Un vieux proverbe croit que le silence est d’or et la parole d’argent. Selon lui, il vaut mieux se taire. Il vaut mieux écouter. Le silence conduit à l’intériorité, à l’attention. Les choses et les événements prennent du poids, de la densité, quand ils sont contemplés dans le silence du coeur.
Mais la parole ne manque pas de dignité, elle aussi. Ne nous définit-elle pas? N’est-ce pas elle qui nous fait nous reconnaître comme des êtres humains? Le philosophe Martin Heidegger écrivait: «[L’homme est] le vivant capable de parole. Cette affirmation ne signifie pas seulement qu’à côté d’autres facultés, l’homme possède aussi celle de parler. Elle veut dire que c’est bien la parole qui rend l’homme capable d’être le vivant qu’il est en tant qu’homme. L’homme est homme en tant qu’il est celui qui parle.» (Acheminement vers la parole, Paris, Gallimard, 1976, p. 13)
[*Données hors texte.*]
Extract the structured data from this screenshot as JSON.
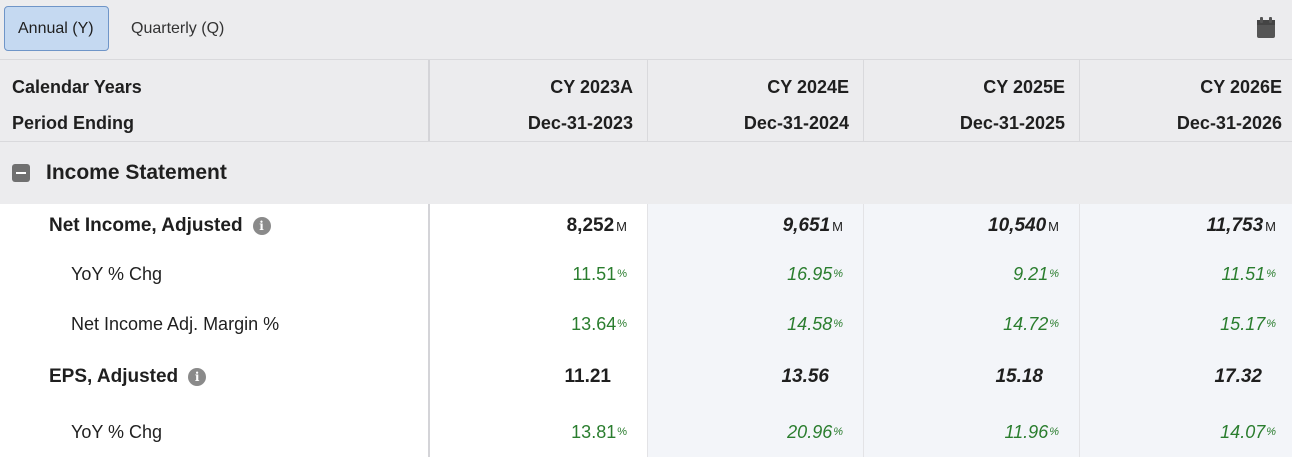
{
  "toolbar": {
    "tabs": [
      {
        "label": "Annual (Y)",
        "active": true
      },
      {
        "label": "Quarterly (Q)",
        "active": false
      }
    ],
    "calendar_icon": "calendar-icon"
  },
  "header": {
    "row1_label": "Calendar Years",
    "row2_label": "Period Ending",
    "columns": [
      {
        "year": "CY 2023A",
        "date": "Dec-31-2023"
      },
      {
        "year": "CY 2024E",
        "date": "Dec-31-2024"
      },
      {
        "year": "CY 2025E",
        "date": "Dec-31-2025"
      },
      {
        "year": "CY 2026E",
        "date": "Dec-31-2026"
      }
    ]
  },
  "section": {
    "title": "Income Statement",
    "icon": "collapse-icon"
  },
  "rows": [
    {
      "label": "Net Income, Adjusted",
      "info": "i",
      "unit": "M",
      "values": [
        "8,252",
        "9,651",
        "10,540",
        "11,753"
      ]
    },
    {
      "label": "YoY % Chg",
      "unit": "%",
      "values": [
        "11.51",
        "16.95",
        "9.21",
        "11.51"
      ]
    },
    {
      "label": "Net Income Adj. Margin %",
      "unit": "%",
      "values": [
        "13.64",
        "14.58",
        "14.72",
        "15.17"
      ]
    },
    {
      "label": "EPS, Adjusted",
      "info": "i",
      "values": [
        "11.21",
        "13.56",
        "15.18",
        "17.32"
      ]
    },
    {
      "label": "YoY % Chg",
      "unit": "%",
      "values": [
        "13.81",
        "20.96",
        "11.96",
        "14.07"
      ]
    }
  ],
  "colors": {
    "positive": "#2a7d2e",
    "active_tab_bg": "#c5d9f1"
  }
}
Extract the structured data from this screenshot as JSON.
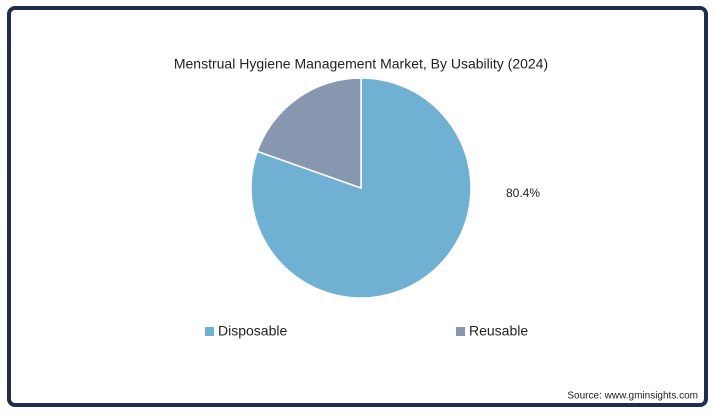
{
  "chart_data": {
    "type": "pie",
    "title": "Menstrual Hygiene Management Market, By Usability (2024)",
    "categories": [
      "Disposable",
      "Reusable"
    ],
    "values": [
      80.4,
      19.6
    ],
    "value_labels": [
      "80.4%",
      null
    ],
    "colors": [
      "#70b0d3",
      "#8797af"
    ],
    "legend": "bottom",
    "source": "Source: www.gminsights.com"
  }
}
Êtres de parole, nous communiquons par ces signes merveilleux que sont les mots. Avec eux, nous nommons les choses. Avec eux, nous réfléchissons sur la vie, sur les événements qui composent nos histoires personnelles et collectives. Avec eux, nous entrons en relation les uns avec les autres. Notre communication devient dialogue, échange d’idées, partage de sentiments, expression d’émotions. C’est avec la parole que nous révélons nos secrets les plus cachés.
La parole nous lie les uns aux autres. Nous mettons les mots ensemble et, du même coup, nous rapprochons les idées, nous nous rapprochons nous-mêmes les uns des autres. Prendre la parole peut vouloir dire: prendre le pouvoir, maîtriser, contrôler… Cela peut vouloir dire aussi: rejoindre quelqu’un, attirer son attention, le saluer, le reconnaître devant soi, pour soi, avec soi.
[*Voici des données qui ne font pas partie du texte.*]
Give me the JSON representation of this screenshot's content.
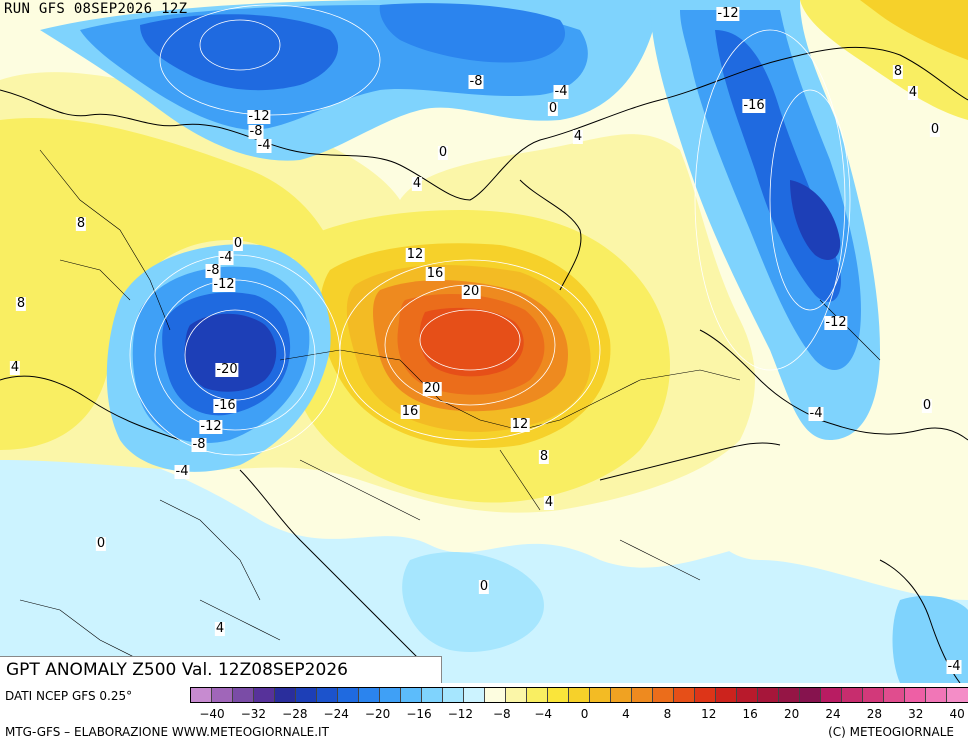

Si nous prenons souvent la parole, il nous arrive aussi de la donner. Nous promettons. Nous engageons l’avenir en donnant notre parole. Parole que nous voulons vraie, sincère, honnête. Parole soudée à de grandes valeurs comme autant de caractéristiques de ce que nous croyons et voulons être.
Quand nous donnons notre parole, il nous arrive de la prononcer en engageant Dieu. Nous faisons serment la main sur la Bible. Nous donnons à notre parole le poids de celle de Dieu. Nous la voulons sacrée comme celle de Dieu. Nous la donnons comme si Dieu la donnait lui-même. Parole précieuse que nous ne voulons pas reprendre, que nous ne voulons pas nier ni renier.
La parole nous habite et nous marque d’autant plus que Dieu a choisi de communiquer avec nous par ce moyen. Dieu dit d’un bout à l’autre de l’histoire humaine. Dieu se fait parole «au commencement, maintenant et toujours». Dieu se fait dialogue et alliance. Il parle nos dialectes et nos langues. il communique à même nos paroles. Paroles humaines devenues paroles divines. Paroles en forme de déclarations d’amour et d’appels à la rencontre et à la communion. Il y aurait tant à dire sur la parole, surtout quand elle est prononcée par Dieu. Je murmurerai donc le nom de Dieu comme on chuchote un nom aimé. Je lancerai mon appel, confiant que Dieu répondra. De son silence naîtra alors un mot, une phrase, la musique de son Verbe quand il se fait chair et habite notre communication.
Le silence est d’or, la parole est d’argent, annonce le proverbe. L’affirmation de ce proverbe est-il vraiment juste? La parole n’est-elle pas chair et esprit, plus précieuse que tous les métaux, palpitante de vie, humaine et divine tout à la fois quand Dieu entre en alliance avec nous?
la pensée est avant la parole ,et la parole dénature la pensée. Croire qu’on peut trouver le mot le plus juste pour exprimer la pensée subtile est un leurre ,car aucun vocabulaire n’est suffisant pour exprimer toutes les pensées;les plus grossières certes,mais s’arrête -là ,ce qui peut être dit de manière intelligible et compréhensible.